The timeit interface can be a bit confusing to use from within a program, so here are some tips.

  • Create a timeit.Timer() object and assign it the name t. You'll need to set the stmt= and setup= parameters when creating t.
  • Using your t object, call its repeat() method and supply the repeat= and number= parameters. For example, result = t.repeat(repeat=7, number=3)
  • result will be a list of 7 floating point numbers. Each float represents the cumulative time required to run the function 3 times.
  • To condense into a single numerical result, compute the average of each group of three, and take the minimum of those 7 averages.

There is a reason for using the minimum of the averages. The fastest time represents the best an algorithm can perform when the caches are loaded and the system isn't busy with other tasks (e.g. Garbage Collection). All the timings are "noisy" — the fastest time is the least noisy. It is easy to show that the fastest timings are the most reproducible and, therefore, the most useful when timing different implementations of an algorithm.

Your timing measurement should have an output message something like this:

Best time across 7 repeats of 5 runs per repeat: 1.85500779152 sec

Part B

Complete the missing decorator function to create a profiler which can be used to "decorate" any function and profile its CPU performance to expose bottlenecks.

  • Create a cProfile() object inside the decorator's inner function
  • Enable the cProfile() object to start its timers
  • Invoke the original function, passing all args and kwargs to the original function
  • Disable the cProfile() object after the original function returns
  • Use the pstats module to create a Stats object which will collect statistics from the cProfile object
  • Sort the stats by 'cumulative' time so you can see which functions are costing the most time
  • Use the Stats object's print_stats() method to print the statistics

Part C

Once you are satisfied with your decorator, apply it to the find_duplicate_movies() function to see where the most time is being spent. Edit all of the provided functions to reduce the overall time cost of the algorithm.

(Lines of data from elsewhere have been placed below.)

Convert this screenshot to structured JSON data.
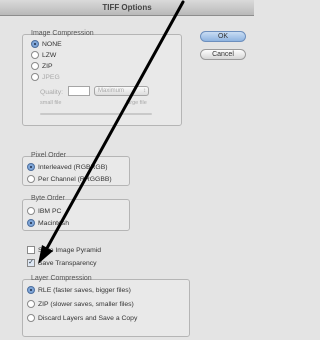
{
  "window": {
    "title": "TIFF Options"
  },
  "buttons": {
    "ok": "OK",
    "cancel": "Cancel"
  },
  "image_compression": {
    "legend": "Image Compression",
    "options": [
      "NONE",
      "LZW",
      "ZIP",
      "JPEG"
    ],
    "selected": "NONE",
    "quality_label": "Quality:",
    "quality_value": "",
    "quality_select": "Maximum",
    "small_file": "small file",
    "large_file": "large file"
  },
  "pixel_order": {
    "legend": "Pixel Order",
    "options": [
      "Interleaved (RGBRGB)",
      "Per Channel (RRGGBB)"
    ],
    "selected": "Interleaved (RGBRGB)"
  },
  "byte_order": {
    "legend": "Byte Order",
    "options": [
      "IBM PC",
      "Macintosh"
    ],
    "selected": "Macintosh"
  },
  "checkboxes": {
    "save_image_pyramid": {
      "label": "Save Image Pyramid",
      "checked": false
    },
    "save_transparency": {
      "label": "Save Transparency",
      "checked": true
    }
  },
  "layer_compression": {
    "legend": "Layer Compression",
    "options": [
      "RLE (faster saves, bigger files)",
      "ZIP (slower saves, smaller files)",
      "Discard Layers and Save a Copy"
    ],
    "selected": "RLE (faster saves, bigger files)"
  },
  "colors": {
    "arrow": "#000000",
    "accent": "#7fa6d8"
  }
}
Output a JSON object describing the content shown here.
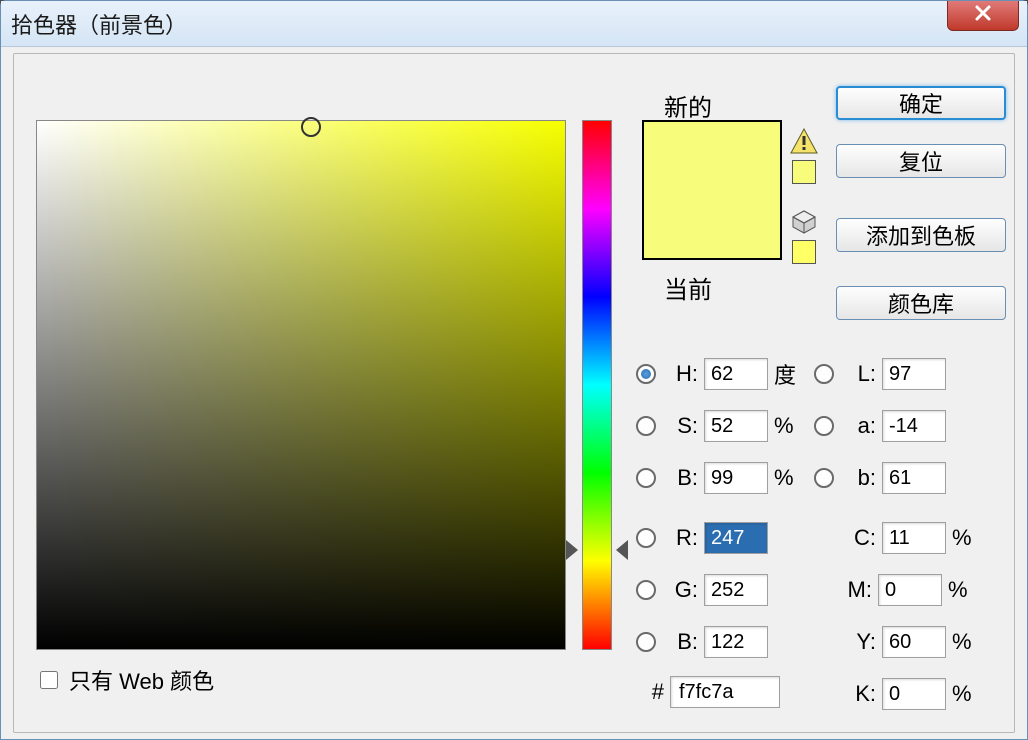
{
  "title": "拾色器（前景色）",
  "buttons": {
    "ok": "确定",
    "reset": "复位",
    "add_swatch": "添加到色板",
    "color_lib": "颜色库"
  },
  "swatch": {
    "new_label": "新的",
    "current_label": "当前",
    "new_color": "#f7fc7a",
    "current_color": "#f7fc7a"
  },
  "web_only_label": "只有 Web 颜色",
  "fields": {
    "H": {
      "label": "H:",
      "value": "62",
      "unit": "度",
      "selected": true
    },
    "S": {
      "label": "S:",
      "value": "52",
      "unit": "%",
      "selected": false
    },
    "B": {
      "label": "B:",
      "value": "99",
      "unit": "%",
      "selected": false
    },
    "R": {
      "label": "R:",
      "value": "247",
      "selected": false,
      "highlight": true
    },
    "G": {
      "label": "G:",
      "value": "252",
      "selected": false
    },
    "B2": {
      "label": "B:",
      "value": "122",
      "selected": false
    },
    "L": {
      "label": "L:",
      "value": "97",
      "selected": false
    },
    "a": {
      "label": "a:",
      "value": "-14",
      "selected": false
    },
    "b": {
      "label": "b:",
      "value": "61",
      "selected": false
    },
    "C": {
      "label": "C:",
      "value": "11",
      "unit": "%"
    },
    "M": {
      "label": "M:",
      "value": "0",
      "unit": "%"
    },
    "Y": {
      "label": "Y:",
      "value": "60",
      "unit": "%"
    },
    "K": {
      "label": "K:",
      "value": "0",
      "unit": "%"
    }
  },
  "hex": {
    "prefix": "#",
    "value": "f7fc7a"
  }
}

Here are some expected timing results from before and after improving the find_duplicate_movies() function.

BEFORE

Reading file: movies.txt
         6808570 function calls in 2.690 seconds

   Ordered by: cumulative time

   ncalls  tottime  percall  cumtime  percall filename:lineno(function)
        1    0.002    0.002    2.690    2.690 tuneup.py:44(find_duplicate_movies)

AFTER

Reading file: movies.txt
         2618 function calls in 0.004 seconds

   Ordered by: cumulative time

   ncalls  tottime  percall  cumtime  percall filename:lineno(function)
        1    0.001    0.001    0.004    0.004 tuneup.py:55(find_duplicate_movies_improved)

You should be able to achieve at least a 670x improvement in the performance of find_duplicate_movies().

PR (Pull Request) Workflow for this assignment

  1. Fork this repository into your own personal GitHub account.
  2. Clone your own repo to your local development machine.
  3. Create a separate branch named dev and checkout the branch.
  4. Commit your changes, then git push the branch back to your own GitHub account.
  5. From your own GitHub repo, create a pull request (PR) from your dev branch back to your own master.
  6. Copy/Paste the URL link to your PR as your assignment submission.
  7. Your grader will post code review comments inline within your pull request in your GitHub account. Be sure to respond to any comments and make requested changes. RESUBMIT a new link to your PR after making changes. This is the code review iteration cycle.